Most of the color we enjoy comes to us courtesy of various nurseries and the farmers market on the west side of downtown Minneapolis. Last weekend it was a madhouse. We drove by but didn't stop. Today there was almost no one there, neither vendors nor shoppers (see photo above).We picked up some herbs and some impatiens.
The real fun started later, when I discovered a three-foot pagoda dogwood nestled within the lower branches of our spruce tree out front. I dug it up moved it to a barren spot next to the yew hedge.
After a trip to Bachmans, Hilary planted some simple yellow marigolds in the back garden, along with some Victoria blue salvia, while I prepared the tomato beds alongside the driveway.
I was just digging up some mint that had wandered in when I saw my neighbor Sarah coming down the street.
"Hey Sarah," I shouted. "I've got something for you." I put some of the mint in a container. "Take a whiff," I said, handing her a leaf. (Then it occurred to me that phrase probably went out a style when I was in high school. More likely it was never in style.)
She had a few stalks of rhubarb in her hand.
"Lee and Joe make a great rhubarb margarita," she said. "I'm going to give this to my mother so she can make me a great dessert!"
"I bet Lee and Joe would like some of this mint for mojitos," I said. And I bedded some more in another plastic container and went down the street to give it to them.
I wandered into the back yard, presuming they'd be out in their rhubarb patch. No one in sight. But I was struck by their white wooden tool shed, crooked door open to a shady interior. It wouldn't have been out of place in a painting by Pissarro.
The "garden" here alongside our garage is especially redolent of history. There are a few remnant raspberry bushes that were bearing fruit until recently. Another volunteer pagoda dogwood is doing fairly well nearby, and also a hydrangea that I moved from the back garden last year. Stalks of Solomon's seal are sprouting here and there—I don't know where they came from.
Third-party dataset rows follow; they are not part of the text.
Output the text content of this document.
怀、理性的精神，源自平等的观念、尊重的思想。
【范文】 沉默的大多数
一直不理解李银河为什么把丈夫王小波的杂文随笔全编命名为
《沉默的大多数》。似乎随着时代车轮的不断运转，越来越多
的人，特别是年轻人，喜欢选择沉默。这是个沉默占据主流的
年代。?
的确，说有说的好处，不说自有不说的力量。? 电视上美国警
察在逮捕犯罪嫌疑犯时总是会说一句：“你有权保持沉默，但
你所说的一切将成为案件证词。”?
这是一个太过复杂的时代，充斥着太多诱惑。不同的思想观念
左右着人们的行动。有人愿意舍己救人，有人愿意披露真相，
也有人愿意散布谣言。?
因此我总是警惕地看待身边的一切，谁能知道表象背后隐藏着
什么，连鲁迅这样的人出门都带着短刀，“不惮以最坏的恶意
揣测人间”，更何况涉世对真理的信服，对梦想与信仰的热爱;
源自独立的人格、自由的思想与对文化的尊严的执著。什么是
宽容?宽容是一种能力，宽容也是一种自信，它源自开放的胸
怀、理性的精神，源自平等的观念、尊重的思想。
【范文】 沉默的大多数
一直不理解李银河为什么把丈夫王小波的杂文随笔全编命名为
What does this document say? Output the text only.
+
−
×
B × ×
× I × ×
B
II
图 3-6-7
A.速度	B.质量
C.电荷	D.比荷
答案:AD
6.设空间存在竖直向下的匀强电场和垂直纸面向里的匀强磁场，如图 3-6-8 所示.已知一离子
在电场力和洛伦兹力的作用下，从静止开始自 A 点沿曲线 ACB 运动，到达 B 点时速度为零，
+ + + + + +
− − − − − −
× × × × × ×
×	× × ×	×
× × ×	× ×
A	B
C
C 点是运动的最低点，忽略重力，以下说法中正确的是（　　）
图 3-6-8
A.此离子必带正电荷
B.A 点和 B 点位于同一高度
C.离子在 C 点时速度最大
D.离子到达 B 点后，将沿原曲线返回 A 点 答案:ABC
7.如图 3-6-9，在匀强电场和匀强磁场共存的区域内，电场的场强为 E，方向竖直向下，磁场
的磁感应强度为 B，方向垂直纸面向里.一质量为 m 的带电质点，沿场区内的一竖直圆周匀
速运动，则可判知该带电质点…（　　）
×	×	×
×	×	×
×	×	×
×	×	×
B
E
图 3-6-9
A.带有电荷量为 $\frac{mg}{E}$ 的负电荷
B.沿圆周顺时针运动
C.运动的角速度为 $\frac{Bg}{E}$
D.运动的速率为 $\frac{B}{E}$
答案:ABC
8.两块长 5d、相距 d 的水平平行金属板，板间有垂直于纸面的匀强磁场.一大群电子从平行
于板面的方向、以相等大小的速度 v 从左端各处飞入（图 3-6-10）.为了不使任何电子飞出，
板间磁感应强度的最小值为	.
And I also see a baby ash tree that I'll cut down when I get around to it.
Once I'd removed the mint I dumped a fifty-pound bag of compost onto the strip of exposed soil and worked it in with a shovel. It was ready for Hilary's newly purchased tomato plants anytime.
I don't need to tell you about the little snips I took at the top of yew hedge, which is now filled with new growth, bright green. I felt a little like one of those short, balding, mustachioed men you see in England at Stourhead or Blenheim Palace, pruning away at a hedge paper-thin but thirty feet high—but not much.
Stepping around the garage to the back yard, I see a veritable field of Virginia waterleaf. It's widely considered to be a weed, but right now the airy blue-white blossoms looks nice. The plants aren't encroaching on anything important, and the bees seem to like it.
But I've failed, in this brief narrative, to touch on the most important elements of the day: the individual plants, and the harmonious way they naturally arrange themselves. I can spend a lot of time gazing at a clump of leaves, admiring its shape, its beauty, its history, its life and presence. This is Sartre's nausea, but in reverse: elation. Even the glare of the afternoon sun across the pathetic lawn, parts of which I've recently reseeded, highlights individual blades, all of which are shades of rich gorgeous green.
Hilary is meanwhile planting herbs or annuals, or up on a ladder cleaning out the gutters. We roam the yard, reconnecting from time to time, mutually lost in a heavenly spring day with plenty of things to do, but it no particular time or order.